[0/6] fix INT_MAX readdir hang, plus cleanups
diff mbox

Message ID 20130711231942.GI25414@lenny.home.zabbo.net
State New, archived
Headers show

Commit Message

Zach Brown July 11, 2013, 11:19 p.m. UTC
On Mon, Jul 01, 2013 at 08:54:35AM -0400, Josef Bacik wrote:
> On Tue, Jun 04, 2013 at 06:17:54PM -0400, Zach Brown wrote:
> > 
> > I finally sat down to fix that readdir hang that has been in the back
> > of my mind for a while.  I *hope* that the fix is pretty simple: just
> > don't manufacture a fake f_pos, I *think* we can abuse f_version as an
> > indicator that we shouldn't return entries.  Does this look reasonable?
>
> One of these patches is making new entries not show up in readdir.  This was
> discovered while running stress.sh overnight, it complained about files not
> matching but when they were checked the files matched.  Dropping the entire
> series made stress.sh run fine.  So I'm dropping these for the next merge window
> but I'll dig into it and try and figure out what was causing the problem.

OK, how about this.

First, just drop the series.  Most of it was opportunistic cleanups that
I saw as I was reading the code.  But it certainly isn't a comprehensive
cleanup.  We'd still want to go back later and fix how inefficient the
delayed item data structures are for readdir.  So from some perspective
it's just risky churn with little upside.

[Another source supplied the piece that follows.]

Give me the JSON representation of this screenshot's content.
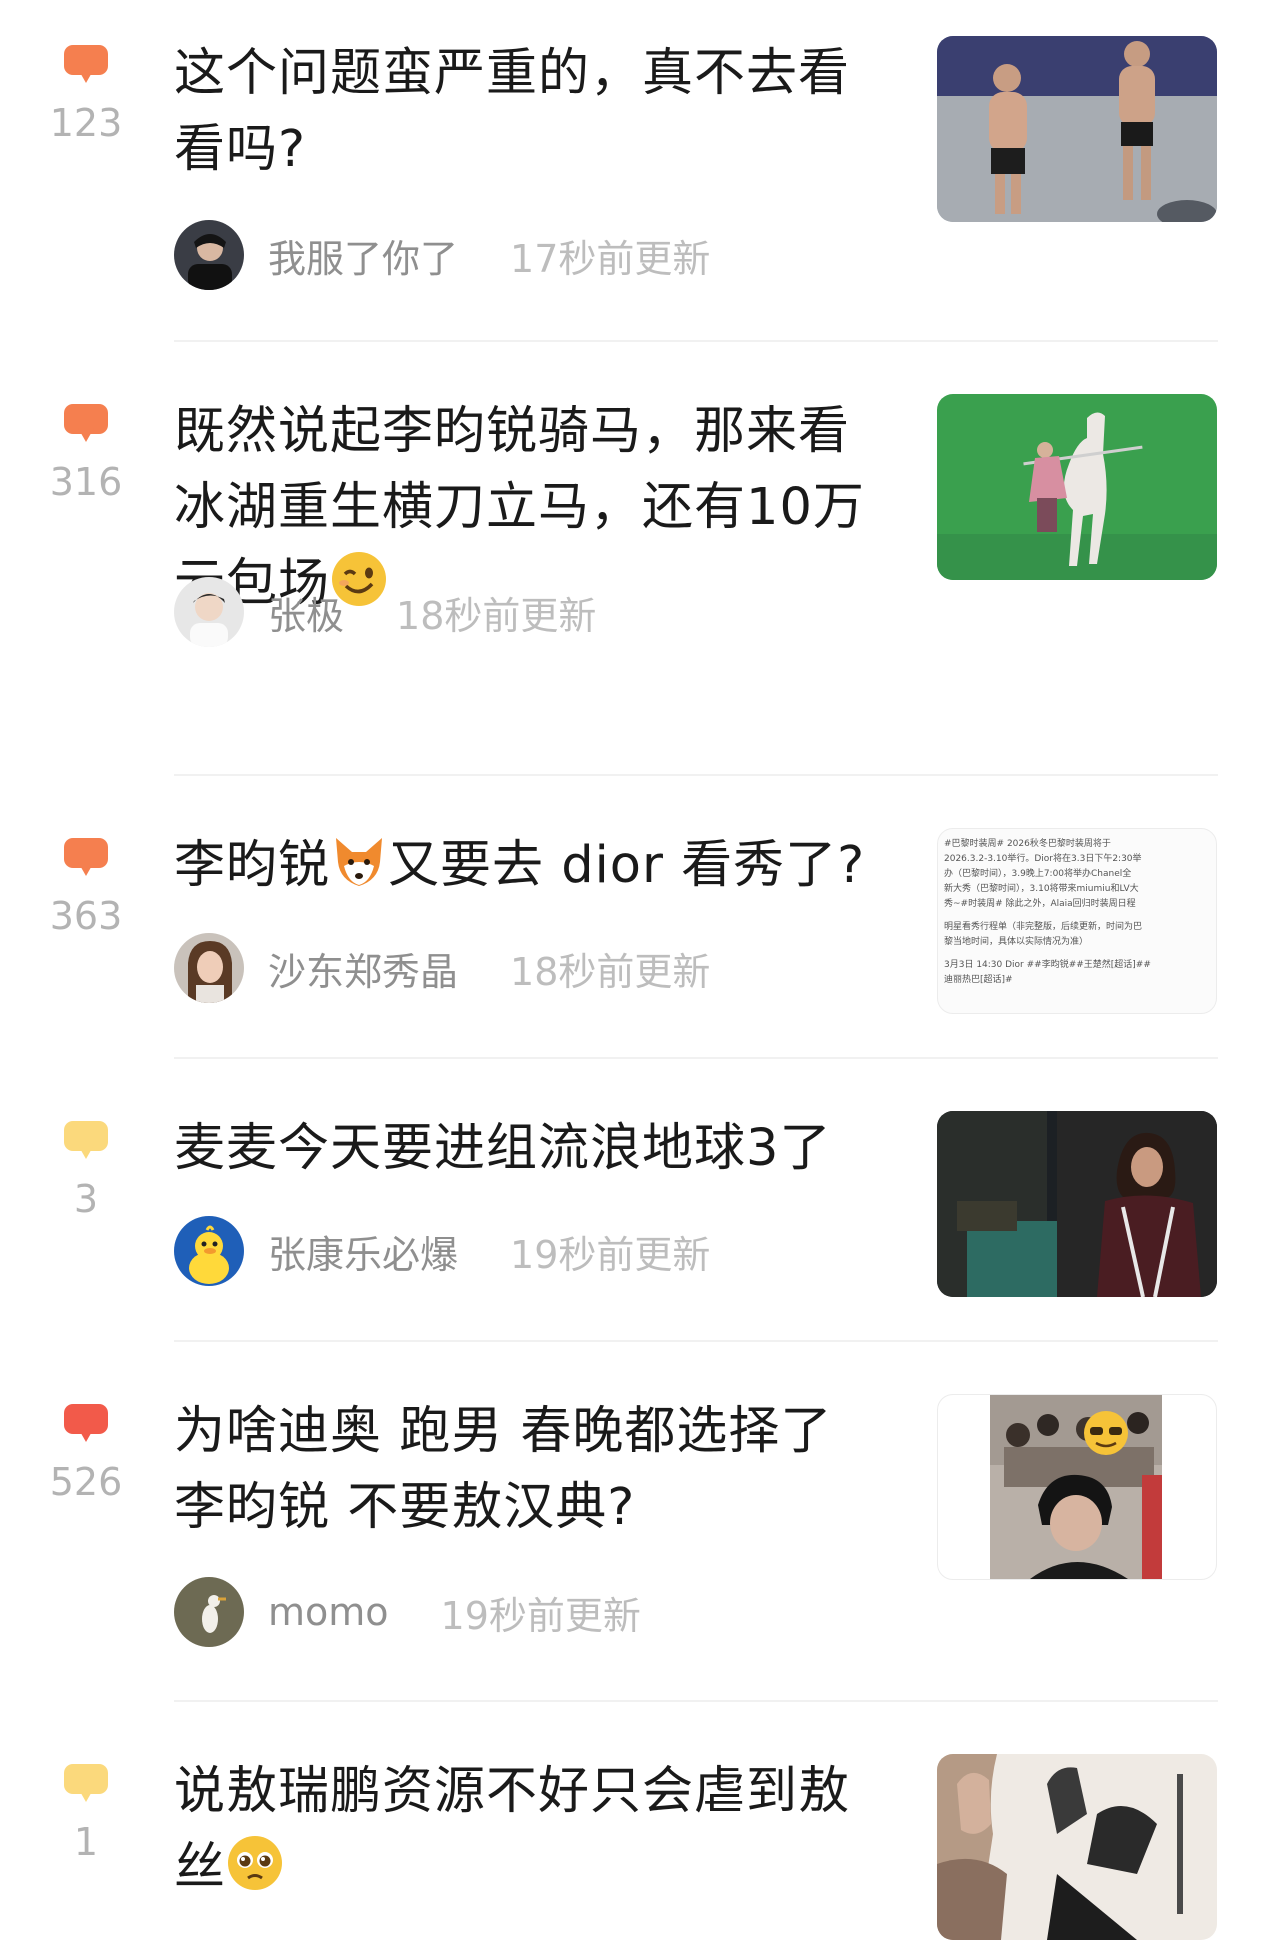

And I think I found a much simpler way to stop the current readdir from
looping instead of mucking around with f_version.  Just use LLONG_MAX if
entries have already overflowed INT_MAX.

We'd still want real freed offset reuse some day, but that's a bunch of
work that'll have to be done very carefully.  This will at least stop
64bit apps from failing with offsets past 64bits and is very low risk.

So just add this patch and forget about the rest of the series?

It'll still technically conflict with the s/filp->f_pos/ctx->pos/ in the
readdir interface change in -next but that fixup is trivial.

- z

From e295deb0f56f846738ee3dec63fe0350f3952503 Mon Sep 17 00:00:00 2001
From: Zach Brown <zab@redhat.com>
Date: Wed, 10 Jul 2013 19:48:51 -0400
Subject: [PATCH] btrfs: don't loop on large offsets in readdir

When btrfs readdir() hits the last entry it sets the readdir offset to a
huge value to stop buggy apps from breaking when the same name is
returned by readdir() with concurrent rename()s.

But unconditionally setting the offset to INT_MAX causes readdir() to
loop returning any entries with offsets past INT_MAX.  It only takes a
few hours of constant file creation and removal to create entries past
INT_MAX.

So let's set the huge offset to LLONG_MAX if the last entry has already
overflowed 32bit loff_t.   Without large offsets behaviour is identical.
With large offsets 64bit apps will work and 32bit apps will be no more
broken than they currently are if they see large offsets.

Signed-off-by: Zach Brown <zab@redhat.com>
---
 fs/btrfs/inode.c | 33 +++++++++++++++++++++++++--------
 1 file changed, 25 insertions(+), 8 deletions(-)

Patch
diff mbox

diff --git a/fs/btrfs/inode.c b/fs/btrfs/inode.c
index c157482..8583e8d 100644
--- a/fs/btrfs/inode.c
+++ b/fs/btrfs/inode.c
@@ -5186,14 +5186,31 @@  next:
 	}
 
 	/* Reached end of directory/root. Bump pos past the last item. */
-	if (key_type == BTRFS_DIR_INDEX_KEY)
-		/*
-		 * 32-bit glibc will use getdents64, but then strtol -
-		 * so the last number we can serve is this.
-		 */
-		filp->f_pos = 0x7fffffff;
-	else
-		filp->f_pos++;
+	filp->f_pos++;
+
+	/* 
+	 * Stop new entries from being returned after we return the last
+	 * entry.
+	 *
+	 * New directory entries are assigned a strictly increasing
+	 * offset.  This means that new entries created during readdir
+	 * are *guaranteed* to be seen in the future by that readdir.
+	 * This has broken buggy programs which operate on names as
+	 * they're returned by readdir.  Until we re-use freed offsets
+	 * we have this hack to stop new entries from being returned
+	 * under the assumption that they'll never reach this huge
+	 * offset.
+	 *
+	 * This is being careful not to overflow 32bit loff_t unless the
+	 * last entry requires it because doing so has broken 32bit apps
+	 * in the past.
+	 */
+	if (key_type == BTRFS_DIR_INDEX_KEY) {
+		if (filp->f_pos >= INT_MAX)
+			filp->f_pos = LLONG_MAX;
+		else
+			filp->f_pos = INT_MAX;
+	}
 nopos:
 	ret = 0;
 err: